Netflix takes to the court in their new original High Flying Bird that was released on Friday, Feb. 8. This movie focuses on lockouts, an event that has affected the NBA only four times in its history, the last being in the 2011 season which lasted eight months. A lockout is a time in which team owners and players do not come to an agreement over the players payment decisions.

High Flying Bird opens with Ray Burke (André Holland), a sports agent for Erick Scott (Melvin Gregg), sat across from each other in a restaurant high in the New York City skyline where they discuss the lockout with each other and how Scott has got himself in deep with a loan shark and needs the lockout to end soon. Throughout the movie, the viewer is taught small parts about the life of a sports agent who is trying to put money in his players’ pocket, although the viewer learns that this agent has far more morality than what would be expected from an agent.
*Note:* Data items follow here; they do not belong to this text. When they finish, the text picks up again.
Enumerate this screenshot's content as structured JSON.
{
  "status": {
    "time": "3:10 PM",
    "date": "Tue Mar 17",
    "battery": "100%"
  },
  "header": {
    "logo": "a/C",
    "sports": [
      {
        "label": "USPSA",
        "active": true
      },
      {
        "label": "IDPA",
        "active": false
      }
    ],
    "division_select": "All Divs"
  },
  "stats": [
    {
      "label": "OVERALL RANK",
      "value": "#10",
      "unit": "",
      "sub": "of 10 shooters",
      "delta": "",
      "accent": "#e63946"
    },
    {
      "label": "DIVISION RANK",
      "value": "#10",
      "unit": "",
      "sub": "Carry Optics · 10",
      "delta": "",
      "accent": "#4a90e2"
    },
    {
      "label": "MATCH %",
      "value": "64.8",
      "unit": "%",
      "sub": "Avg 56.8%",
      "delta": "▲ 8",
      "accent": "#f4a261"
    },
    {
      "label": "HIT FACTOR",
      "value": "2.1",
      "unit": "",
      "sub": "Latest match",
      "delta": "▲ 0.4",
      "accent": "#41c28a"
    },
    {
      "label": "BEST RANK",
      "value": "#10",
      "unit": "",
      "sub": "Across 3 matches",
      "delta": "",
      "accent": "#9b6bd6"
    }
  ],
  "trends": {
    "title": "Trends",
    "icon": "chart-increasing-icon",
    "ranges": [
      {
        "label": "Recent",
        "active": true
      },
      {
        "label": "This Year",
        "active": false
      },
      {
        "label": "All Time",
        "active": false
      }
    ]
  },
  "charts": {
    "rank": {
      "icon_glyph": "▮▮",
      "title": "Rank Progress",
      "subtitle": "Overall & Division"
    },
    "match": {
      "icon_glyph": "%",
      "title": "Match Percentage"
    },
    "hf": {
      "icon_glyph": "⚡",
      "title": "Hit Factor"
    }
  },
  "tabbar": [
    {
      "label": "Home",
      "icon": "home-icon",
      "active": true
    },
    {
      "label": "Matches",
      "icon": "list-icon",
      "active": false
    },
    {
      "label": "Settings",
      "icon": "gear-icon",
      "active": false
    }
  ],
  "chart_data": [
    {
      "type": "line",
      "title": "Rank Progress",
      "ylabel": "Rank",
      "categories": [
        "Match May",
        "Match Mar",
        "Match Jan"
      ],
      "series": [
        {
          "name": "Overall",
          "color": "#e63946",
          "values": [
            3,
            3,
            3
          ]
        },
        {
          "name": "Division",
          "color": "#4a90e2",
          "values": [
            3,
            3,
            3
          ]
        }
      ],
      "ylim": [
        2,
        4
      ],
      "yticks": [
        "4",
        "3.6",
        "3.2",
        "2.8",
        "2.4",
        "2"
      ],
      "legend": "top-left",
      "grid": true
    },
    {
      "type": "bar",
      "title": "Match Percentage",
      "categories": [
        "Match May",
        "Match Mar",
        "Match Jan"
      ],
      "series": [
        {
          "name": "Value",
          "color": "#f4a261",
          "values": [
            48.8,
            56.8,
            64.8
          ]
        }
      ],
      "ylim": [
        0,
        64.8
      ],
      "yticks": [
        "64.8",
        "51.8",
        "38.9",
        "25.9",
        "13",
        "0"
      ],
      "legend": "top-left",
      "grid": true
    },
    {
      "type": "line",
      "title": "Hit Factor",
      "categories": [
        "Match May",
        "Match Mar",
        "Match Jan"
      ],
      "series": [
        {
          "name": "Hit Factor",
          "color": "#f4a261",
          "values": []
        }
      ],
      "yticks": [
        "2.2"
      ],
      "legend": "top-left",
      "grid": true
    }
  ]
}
Each scene pushes further and further into the stresses that the lockout causes for players, agents, preseason events and games. An hour and 30 minutes of building bit by bit brings the viewer in to what the whole lockout is all about. This movie is out of the ordinary for cinematic techniques that would typically be seen in a film; it stretches out over long scenes in one location often of two people talking. The average viewer would speak out about this saying it ruins the film and doesn’t give it enough of a kick to make it entertaining; however, this just gives the film that extra character as it takes viewers on a journey of story not cinematography.

For myself as a viewer, I think that this film does justice for what NBA lockouts can do to the people involved and that it brings people who had no idea of what such a thing was in to the light of what happens in that time and if it were to happen in the future, we would have a narrow idea of what is happening behind the closed doors. Cinematically, this film is wonderful; it pairs its long scenes with good story and visual to keep viewers interested, while also giving the average movie watcher their own idea on what films can be without a thousand fast cuts and jumps from one place to another.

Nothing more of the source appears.